Durant les conflits, le ski se transforme en une arme puissante, et sa maîtrise devient parfois le souffle de la victoire. Des batailles napoléoniennes à la Première Guerre mondiale, et, par-dessus tout, la guerre d’hiver opposant la Finlande à la Russie à partir du 30 novembre 1939. Les skieurs finlandais, agiles et rusés, triomphent des soldats soviétiques au moyen de leur tactique du “ tirer et disparaître “. Avec son arme redoutable, le cocktail Molotov, et sa mobilité accrue grâce à l’usage des skis, l’État scandinave signe la victoire. Des milliers de chars ennemis se transforment en brasier. Il s’agit d’un désastre pour la Russie, qui investira peu de temps après dans le matériel de glisse.
Mais qu’en est-il des peaux de phoque ? Quelle est l’origine de cet artefact ancestral ? Replongeons dans le passé des civilisations autochtones nordiques, chez les Inuits et les Lapons. Ces peuples, habiles pour affronter les hivers rudes, découvrent que les poils de phoque, tous orientés dans la même direction, permettent une glisse unilatérale sur la neige. Les peaux évitent ainsi toute régression en remontant une pente. Au fil des siècles, la technologie évolue, troquant la chair animale par des substituts synthétiques tels que le mohair ou le nylon.

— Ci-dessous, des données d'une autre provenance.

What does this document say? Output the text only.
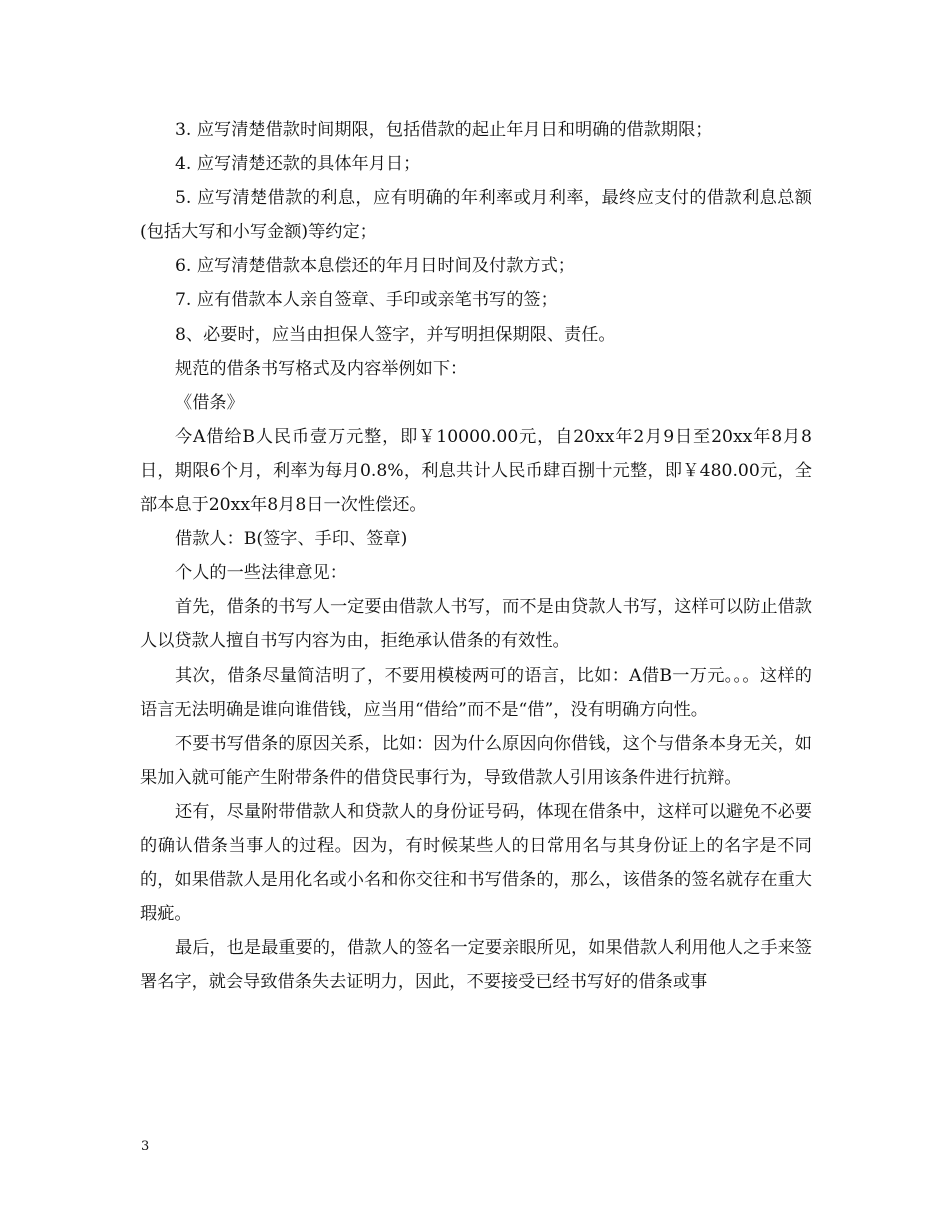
3. 应写清楚借款时间期限，包括借款的起止年月日和明确的借款期限；

4. 应写清楚还款的具体年月日；

5. 应写清楚借款的利息，应有明确的年利率或月利率，最终应支付的借款利息总额(包括大写和小写金额)等约定；

6. 应写清楚借款本息偿还的年月日时间及付款方式；

7. 应有借款本人亲自签章、手印或亲笔书写的签；

8、必要时，应当由担保人签字，并写明担保期限、责任。

规范的借条书写格式及内容举例如下：

《借条》

今A借给B人民币壹万元整，即￥10000.00元，自20xx年2月9日至20xx年8月8日，期限6个月，利率为每月0.8%，利息共计人民币肆百捌十元整，即￥480.00元，全部本息于20xx年8月8日一次性偿还。

借款人：B(签字、手印、签章)

个人的一些法律意见：

首先，借条的书写人一定要由借款人书写，而不是由贷款人书写，这样可以防止借款人以贷款人擅自书写内容为由，拒绝承认借条的有效性。

其次，借条尽量简洁明了，不要用模棱两可的语言，比如：A借B一万元。。。这样的语言无法明确是谁向谁借钱，应当用“借给”而不是“借”，没有明确方向性。

不要书写借条的原因关系，比如：因为什么原因向你借钱，这个与借条本身无关，如果加入就可能产生附带条件的借贷民事行为，导致借款人引用该条件进行抗辩。

还有，尽量附带借款人和贷款人的身份证号码，体现在借条中，这样可以避免不必要的确认借条当事人的过程。因为，有时候某些人的日常用名与其身份证上的名字是不同的，如果借款人是用化名或小名和你交往和书写借条的，那么，该借条的签名就存在重大瑕疵。

最后，也是最重要的，借款人的签名一定要亲眼所见，如果借款人利用他人之手来签署名字，就会导致借条失去证明力，因此，不要接受已经书写好的借条或事

3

C’est ainsi que le ski de randonnée est né. La peau de phoque et le ski, dans une alliance inaltérable, deviennent les compagnons indissociables pour s’élancer à travers des vastes étendues enneigées. D’un simple moyen de déplacement à un outil de guerre, le ski incarne aujourd’hui la passion, l’aventure. Un levier à la contemplation de la beauté infinie des sommets.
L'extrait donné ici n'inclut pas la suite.